Freezing salaries and slimming bonuses for FTSE 100 directors shows reaction to the changing economic environment, but there is still room for improvement, new research shows.

A report from Hewitt New Bridge Street surveyed remuneration packages of FTSE 100 directors and found 60% of companies have frozen salaries over the past year and bonuses have been reduced to 90% of salary, compared with 110% of salary in 2008.

The median salary of the highest-paid FTSE 100 directors is £800,000, rising to £1 million in the FTSE 20. And in the typical FTSE 100 director's package variable pay accounts for 60% of remuneration, compared with only 45% in 2003.

But although bonus payments were lower than previous years, the survey found companies have continued to pay over half of the maximum potential amount during a period when nearly all FTSE 100 companies saw their share price fall. This raises the question of whether bonus schemes are still linking pay and performance appropriately.
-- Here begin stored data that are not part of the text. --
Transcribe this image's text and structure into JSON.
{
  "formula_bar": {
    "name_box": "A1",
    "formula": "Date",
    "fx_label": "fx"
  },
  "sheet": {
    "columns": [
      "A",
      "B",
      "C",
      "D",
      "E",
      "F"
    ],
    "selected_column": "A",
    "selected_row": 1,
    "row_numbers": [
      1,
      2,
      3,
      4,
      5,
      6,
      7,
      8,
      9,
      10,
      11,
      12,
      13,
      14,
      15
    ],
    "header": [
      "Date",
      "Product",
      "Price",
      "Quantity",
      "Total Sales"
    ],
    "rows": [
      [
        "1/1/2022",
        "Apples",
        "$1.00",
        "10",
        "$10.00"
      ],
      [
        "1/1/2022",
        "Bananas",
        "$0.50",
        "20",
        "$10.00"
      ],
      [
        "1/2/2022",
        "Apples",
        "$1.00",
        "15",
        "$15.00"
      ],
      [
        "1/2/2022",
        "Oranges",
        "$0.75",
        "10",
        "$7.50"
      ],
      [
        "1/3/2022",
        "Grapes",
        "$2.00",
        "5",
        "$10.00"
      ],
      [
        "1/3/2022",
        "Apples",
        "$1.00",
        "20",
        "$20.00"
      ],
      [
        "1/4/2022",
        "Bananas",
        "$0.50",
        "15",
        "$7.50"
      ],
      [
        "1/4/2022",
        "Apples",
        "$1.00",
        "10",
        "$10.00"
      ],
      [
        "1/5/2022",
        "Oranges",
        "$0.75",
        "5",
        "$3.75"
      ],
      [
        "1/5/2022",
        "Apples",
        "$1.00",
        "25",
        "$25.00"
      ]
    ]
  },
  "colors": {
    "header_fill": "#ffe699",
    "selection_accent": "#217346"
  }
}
David Tankel, principal consultant at Hewitt New Bridge Street, said: "While the recession has had its impact on bonus payments, which fell from 2008 levels, bonuses remain relatively high. While there have been variations, with the figure for companies with a March 2009 year-end - and therefore including more of the downturn than companies that reported earlier - standing at 50% of salary rather then 70% of companies with a December year-end, overall bonus payments are higher than many would have expected."